Soon after the assembly, my friends and teacher came to see us to confirm whether  we are going or not. And the answer is constant, yes. It's a painful answer after boasting at Twitter, Facebook and in real life about my decision not to go to another boarding school after PMR before. Muqh and Shira  didn't feel the same like I am because they were already planning that they will go to another school. Ain was so frustrated about the statement though she already knew about it long before others know.

My very last event at SMKAM2 with my friends.
On my last day at SMKAM2, I cried in front of my friends. For 4 years at SMKAM2, I've never ever shed a single tear in front of my friends. And on that day, it happened. I can't hide it anymore. Just predict how sad you are when you are going to leave your most beloved school with shock, with just 2 weeks of preparations?

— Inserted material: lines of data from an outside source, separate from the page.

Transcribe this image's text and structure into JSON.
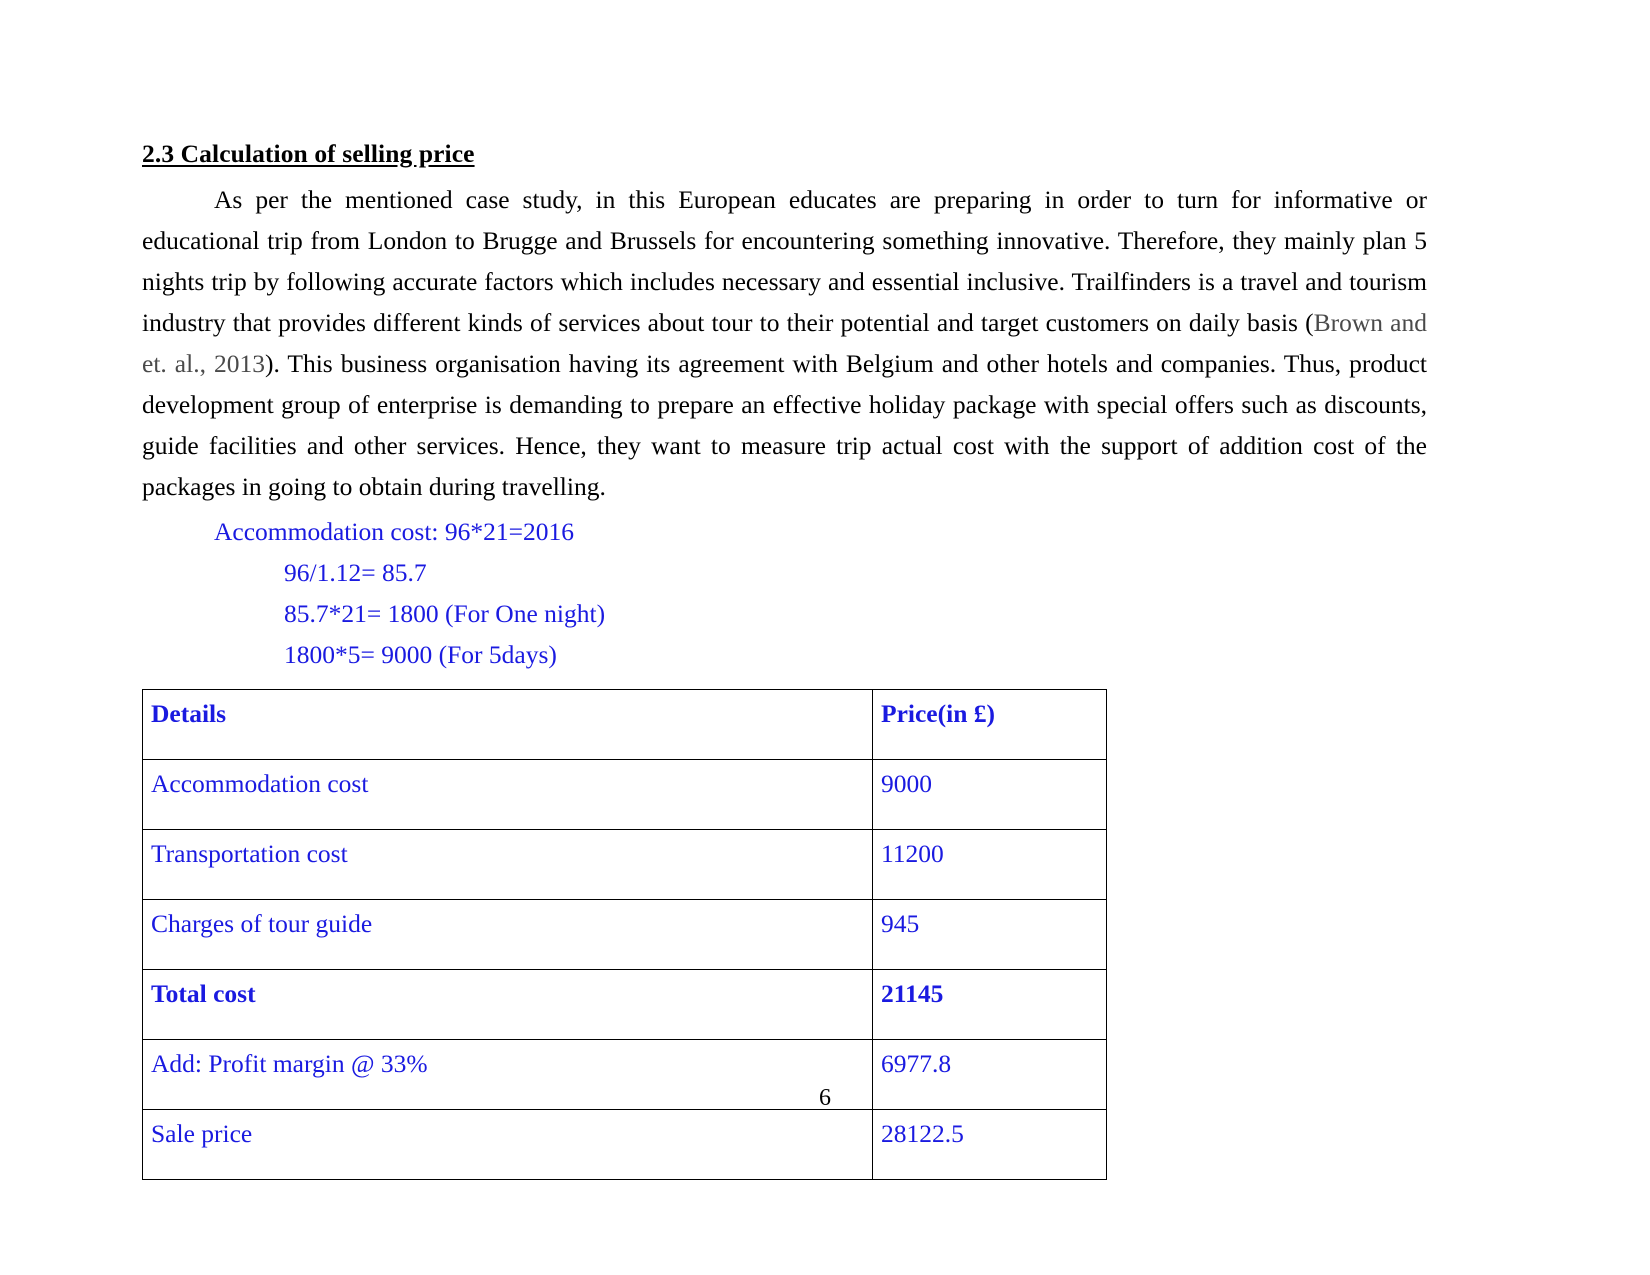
{
  "document": {
    "heading": "2.3 Calculation of selling price",
    "paragraph": {
      "part1": "As per the mentioned case study, in this European educates are preparing in order to turn for informative or educational trip from London to Brugge and Brussels for encountering something innovative. Therefore, they mainly plan 5 nights trip by following accurate factors which includes necessary and essential inclusive. Trailfinders is a travel and tourism industry that provides different kinds of services about tour to their potential and target customers on daily basis (",
      "citation": "Brown and et. al., 2013",
      "part2": "). This business organisation having its agreement with Belgium and other hotels and companies. Thus, product development group of enterprise is demanding to prepare an effective holiday package with special offers such as discounts, guide facilities and other services. Hence, they want to measure trip actual cost with the support of addition cost of the packages in going to obtain during travelling."
    },
    "calculations": [
      {
        "text": "Accommodation cost: 96*21=2016",
        "indent": "lvl1"
      },
      {
        "text": "96/1.12= 85.7",
        "indent": "lvl2"
      },
      {
        "text": "85.7*21= 1800 (For One night)",
        "indent": "lvl2"
      },
      {
        "text": "1800*5= 9000 (For 5days)",
        "indent": "lvl2"
      }
    ],
    "table": {
      "headers": [
        "Details",
        "Price(in £)"
      ],
      "rows": [
        {
          "details": "Accommodation cost",
          "price": "9000",
          "bold": false
        },
        {
          "details": "Transportation cost",
          "price": "11200",
          "bold": false
        },
        {
          "details": "Charges of tour guide",
          "price": "945",
          "bold": false
        },
        {
          "details": "Total cost",
          "price": "21145",
          "bold": true
        },
        {
          "details": "Add: Profit margin @ 33%",
          "price": "6977.8",
          "bold": false
        },
        {
          "details": "Sale price",
          "price": "28122.5",
          "bold": false
        }
      ]
    },
    "page_number": "6",
    "colors": {
      "text": "#000000",
      "accent_blue": "#1a1ae0",
      "citation_grey": "#4a4a4a",
      "border": "#000000"
    }
  }
}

So I guess memories will just going to be memories. I'm leaving my school, my friends, my positions and my plans just like that in order to grab the unexpected golden future. That's just painful
Me with Aidil.

With classmates. I and Shira (white dress) are leaving.

With Yana and Burhan.

With classmates. Muqhriz (Sitting at front, center) is going to Alam Shah KL.

With Zainul Zen. During trip to Malacca.

Me and Shira.


Me and Pn. Sharrifah, the prefects teacher.

Pn. Rahimah Hashim, my Science teacher.

Yana, me, the then principal Pn. Fazia, Pn. Zaiton and Shira.

Tini, Fit, Fuad, me, Zen and Yana Nauli on my last day.

With Fit on my last day.
And some other photos that I didn't manage to upload here. Sorry.

It comes to a very emotional moment when thinking about the condition at that time. But past is past, and future must be brighten up. InsyaAllah.

I'm no longer a SMKAM2 student, I'm now a BASiS (Banting Science School, or for some students they say Banting Science Islamic School. Idk) student.

So... there you go, now you know about my story right?
I'm currently studying in Banting Science School (BASiS) or known as SM Sains Banting, Jugra.

My journey is going back to basis. So I've to be prepared for everything.